Picture humans cast adrift by a failing sense of purpose, devoid of the anchor of employment or industry, without the facility to ensure a meal on the table. A full belly, opening up the room to smile, the luxury of leisure time, the excitement of love. The resilience of the human spirit witnessed in these pictures connotes that some of these things will survive within us regardless; how we so instantly respond to hardship, how we immediately try to adapt to survive. Where our legs take us even without an assured destination, how we deploy our senses to instinctively seek out the new. The family units, the clustering of small communities supporting each other, a wall of resilience against the elements. The closer one is to the land, the better one feels its rhythms and the more instinctive one’s adaptation.
The Great Depression saw a global economic downturn that impacted millions, and today amid a worldwide pandemic, we face the prospect of something similar. How will our more atomised and individual culture adapt to this moment? Maybe it will be an entirely new experience, as this potential downturn comes with the added urgency of how to adapt to a changing climate. It is not possible to look at any of these potential catastrophes as distinct from another, and when one traces a path through the economic history of the world, through slavery, colonialism and hyper-industrialisation, it is clear to see how the dominoes are laid. A Middle-East fractured by western economic powers for the purpose of unfettered access to finite and environmentally destructive natural resources, leads to middle eastern families turning up – and in some tragic cases – floating up as corpses, to the beaches of the British south coast. Young men from Sierra Leone or the Congo, turn up in Sicily and roam the streets in search of opportunity, due to the long-established colonial extraction of natural resources from their home nations, including those resources used to build the devices we peer at every day. This leads to multi-generational corrupt governments, installed and paid by traditional colonial powers to sustain this exploitative economic structure, ensuring the nations with these valuable resources do not experience real infrastructural growth and autonomy. The damage done to the natural world is intricately connected to the economy and the inequality that sustains this economy. We cannot discuss the climate without discussing racial capitalism.

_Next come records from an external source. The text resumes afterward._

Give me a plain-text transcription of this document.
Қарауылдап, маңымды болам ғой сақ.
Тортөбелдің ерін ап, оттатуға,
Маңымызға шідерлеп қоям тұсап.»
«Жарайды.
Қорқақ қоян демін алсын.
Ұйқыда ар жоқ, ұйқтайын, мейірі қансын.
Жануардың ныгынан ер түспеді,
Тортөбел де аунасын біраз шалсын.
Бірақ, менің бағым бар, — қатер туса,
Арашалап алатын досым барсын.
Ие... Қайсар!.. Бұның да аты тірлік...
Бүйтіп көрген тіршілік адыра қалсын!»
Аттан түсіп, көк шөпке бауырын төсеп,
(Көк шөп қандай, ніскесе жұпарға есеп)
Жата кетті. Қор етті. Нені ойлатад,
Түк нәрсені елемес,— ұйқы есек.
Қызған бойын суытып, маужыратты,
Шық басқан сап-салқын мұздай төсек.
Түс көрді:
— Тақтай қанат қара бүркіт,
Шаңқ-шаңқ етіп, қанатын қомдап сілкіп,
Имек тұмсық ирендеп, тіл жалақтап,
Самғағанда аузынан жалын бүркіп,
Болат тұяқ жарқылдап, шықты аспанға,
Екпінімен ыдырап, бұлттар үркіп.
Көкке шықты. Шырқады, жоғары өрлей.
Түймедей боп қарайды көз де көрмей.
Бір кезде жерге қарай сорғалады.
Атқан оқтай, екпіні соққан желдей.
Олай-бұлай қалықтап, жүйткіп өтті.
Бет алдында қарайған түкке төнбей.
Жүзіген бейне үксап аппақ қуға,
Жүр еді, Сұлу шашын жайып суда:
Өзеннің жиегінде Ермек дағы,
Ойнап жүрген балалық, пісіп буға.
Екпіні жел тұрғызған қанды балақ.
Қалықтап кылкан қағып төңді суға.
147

As unemployment rises in the US and across the world, the racial fissures underlying our economic architectures will come into effect, as we have already seen during the early days of the pandemic. Similar scenarios were also observed during the depression. Then, the menial labour and low-end jobs that were typically the preserve of brown and black citizens at the lowest rung of the economic ladder in America were encroached upon by white Americans in poverty. This appropriation was aided in part by Franklin D. Roosevelt’s “New Deal”; reforms and regulations designed to boost the economy of The United States of America and aim the country towards some sort of greatness.